Slightly OT but a whole reason we're having this conversation now is definitely rooted in the original Docker inventor having the idea of *deriving* or layering on top of previous images, which is not part of dpkg/rpm or squashfs or raw disk images etc.  Inherent in this is the idea that we're not talking about *a* filesystem - we're talking about filesystem*s* plural and how they're wired together and stacked.

It's really only very simplistic use cases for which a single read-only filesystem suffices.  They exist - e.g. people booting things like Tails OS https://tails.boum.org/ on one of those USB sticks with a physical write protection switch, etc. 

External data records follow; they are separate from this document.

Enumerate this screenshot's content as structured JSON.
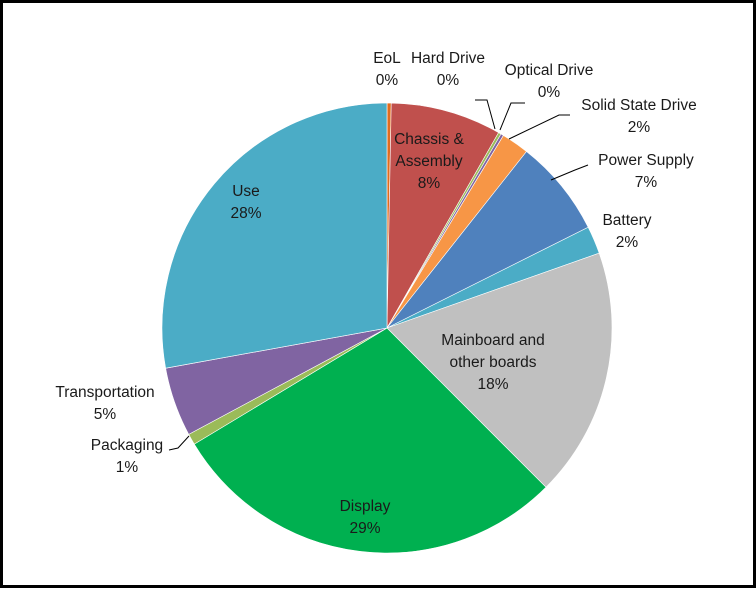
{
  "chart_data": {
    "type": "pie",
    "title": "",
    "unit": "%",
    "slices": [
      {
        "label": "EoL",
        "value": 0.3,
        "display": "0%",
        "color": "#e06c1f"
      },
      {
        "label": "Chassis & Assembly",
        "value": 8,
        "display": "8%",
        "color": "#c0504d"
      },
      {
        "label": "Hard Drive",
        "value": 0.2,
        "display": "0%",
        "color": "#9bbb59"
      },
      {
        "label": "Optical Drive",
        "value": 0.2,
        "display": "0%",
        "color": "#8064a2"
      },
      {
        "label": "Solid State Drive",
        "value": 2,
        "display": "2%",
        "color": "#f79646"
      },
      {
        "label": "Power Supply",
        "value": 7,
        "display": "7%",
        "color": "#4f81bd"
      },
      {
        "label": "Battery",
        "value": 2,
        "display": "2%",
        "color": "#4bacc6"
      },
      {
        "label": "Mainboard and other boards",
        "value": 18,
        "display": "18%",
        "color": "#c0c0c0"
      },
      {
        "label": "Display",
        "value": 29,
        "display": "29%",
        "color": "#00b050"
      },
      {
        "label": "Packaging",
        "value": 0.8,
        "display": "1%",
        "color": "#9bbb59"
      },
      {
        "label": "Transportation",
        "value": 5,
        "display": "5%",
        "color": "#8064a2"
      },
      {
        "label": "Use",
        "value": 28,
        "display": "28%",
        "color": "#4bacc6"
      }
    ],
    "legend": "none",
    "data_labels": "category and percentage"
  }
}
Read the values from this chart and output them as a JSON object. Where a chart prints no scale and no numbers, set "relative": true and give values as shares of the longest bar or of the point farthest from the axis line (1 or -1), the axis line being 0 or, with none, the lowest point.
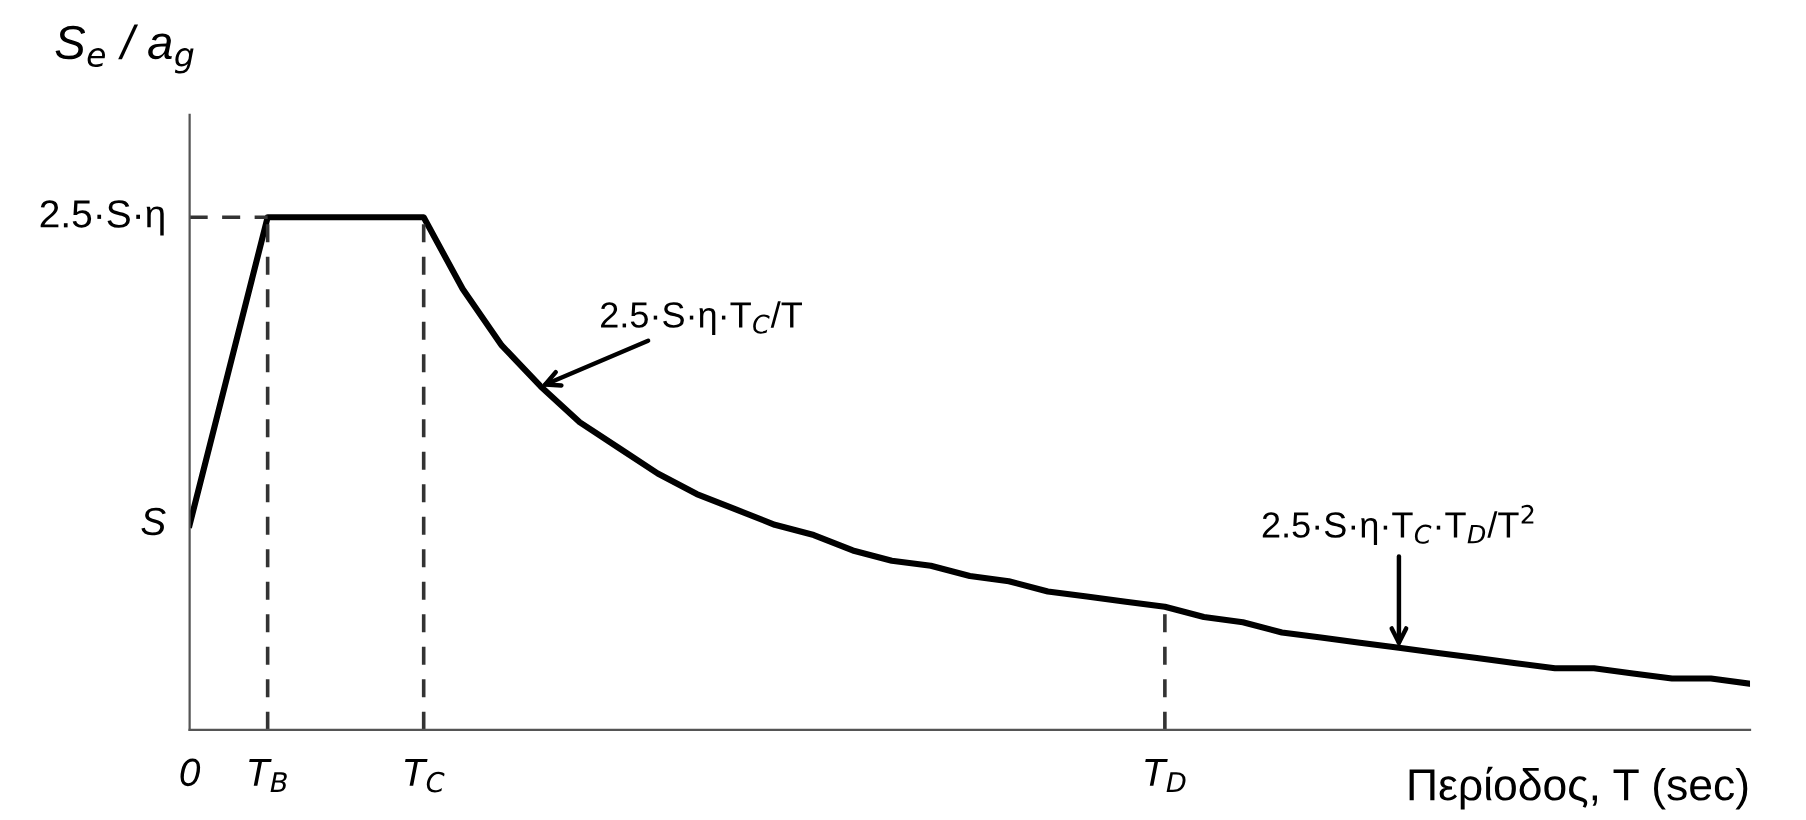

But that approach makes every OS update very expensive - most use cases really want fast and efficient incremental in-place OS updates and a clear distinct split between OS filesystem and app filesystems.   But without also forcing separate size management onto both.

> Not bacause EROFS cannot do on-disk dedupe, just because in this
> way EROFS can only use the original tar blobs, and EROFS is not
> the guy to resolve the on-disk sharing stuff.  

Right, agree; this ties into my larger point above that no one technology/filesystem is the sole solution in the general case.

> As a kernel filesystem, if two files are equal, we could treat them
> in the same inode address space, even they are actually with slightly
> different inode metadata (uid, gid, mode, nlink, etc).  That is
> entirely possible as an in-kernel filesystem even currently linux
> kernel doesn't implement finer page cache sharing, so EROFS can
> support page-cache sharing of files in all tar streams if needed.

Hmmm.  I should clarify here I have zero kernel patches, I'm a userspace developer (on container and OS updates, for which I'd like a unified stack).  But it seems to me that while you're right that it would be technically possible for a single filesystem to do this, in practice it would require some sort of virtual sub-filesystem internally.  And at that point, it does seem more elegant to me to make that stacking explicit, more like how composefs is doing it.  

That said I think there's a lot of legitimate debate here, and I hope we can continue doing so productively!